È la lezione del passato, dunque, che induce a fare di questo mare un soggetto da tener d’occhio senza di­strazioni. Ne ha ben spiegato i mo­tivi la mostra «Mediterraneo dina­mico » che l’Istituto nazionale di geofisica e vulcanologia (Ingv) ha allestito a Genova in occasione del Festival della scienza. Un percorso iniziato con uno sguardo all’evolu­zione del mare negli ultimi 200 mi­la anni per poi affrontare anche le problematiche scientifiche legate al Marsili, il più grande – anche se il meno noto, perché invisibile – vul­cano d’Europa, settanta chilometri di lunghezza per trenta di larghez­za, un monte che si innalza per tre­mila metri rispetto al fondale tirre­nico, con la vetta a 450 metri di profondità sotto il livello marino, u­na sessantina di miglia ad ovest del­la costa calabrese. Marsili, che deve il nome allo scien­ziato italiano Luigi Ferdinando Mar­sili, è un vulcano attivo inserito ai primi posti della lista dei più peri­colosi. Le emissioni di gas sono fre­quenti e sui fianchi della montagna si nota l’insorgenza di numerosi ap­parati vulcanici satelliti. Ma non è questo a preoccupare gli studiosi dei terremoti. Laggiù nel Tirreno meridionale questo fratello sotto­marino dell’Etna e dello Stromboli si caratterizza per i suoi pendii e­stremamente ripidi, e tracce di col­lassi di materiale sono state rileva­te. Che accadrebbe se franasse una intera parete? «L’improvvisa cadu­ta di una notevole massa di mate­riale, il cedimento di milioni di metri cubi di roccia – avverte il sismologo Enzo Boschi – possono generare un po­tente tsunami, un’onda d’urto che si ripercuo­terebbe sulle coste della Calabria, della Campania e della Si­cilia ». Disastrose le conseguenze, com’è facile imma­ginare. Boschi par­la di indizi precisi di rischio reale anche se non quantificabile. Se è impos­sibile fare previsioni temporali quel­lo che conta – aggiunge – è mettere in atto procedure continue di mo­nitoraggio.

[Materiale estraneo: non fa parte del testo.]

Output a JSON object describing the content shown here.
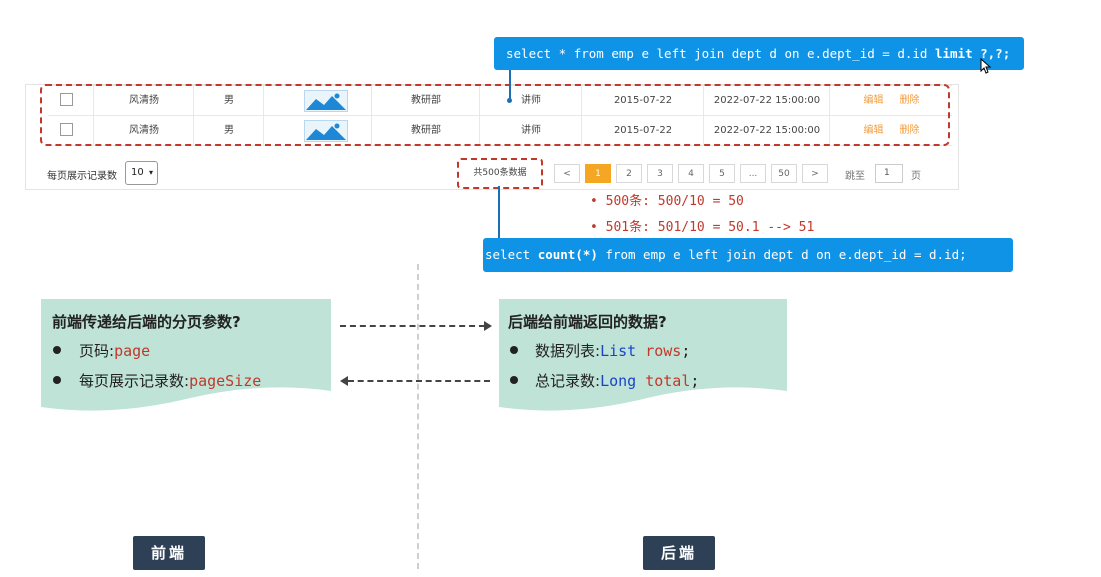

A questo provvede il Cnr per mezzo del sistema cosiddetto multibeam, un sonar multifascio che irradia il fondo marino con on­de acustiche. Interpretando la loro riflessione si possono accertare mo­difiche alla morfologia della zona sotto esame. Dallo scorso mese di feb­braio la nave Urania dello stesso Cnr ha avviato una siste­matica campagna di studi sul vulcano accertandone l’e­strema instabilità, anche perché nella parte sommitale il Marsili è costituito da rocce di scarsa consistenza, inde­bolite per di più da fenomeni di alterazione idroter­male. Insomma, Marsili è come un ordigno che un giorno o l’altro può deflagrare. È di conforto il fatto che si trova nella condizione di sorve­gliato a vista, sempre che questo basti a spegnere la miccia (tradu­zione: ad allertare le popolazioni costiere) prima che il fuoco rag­giunga le polveri e una frana scate­ni il maremoto.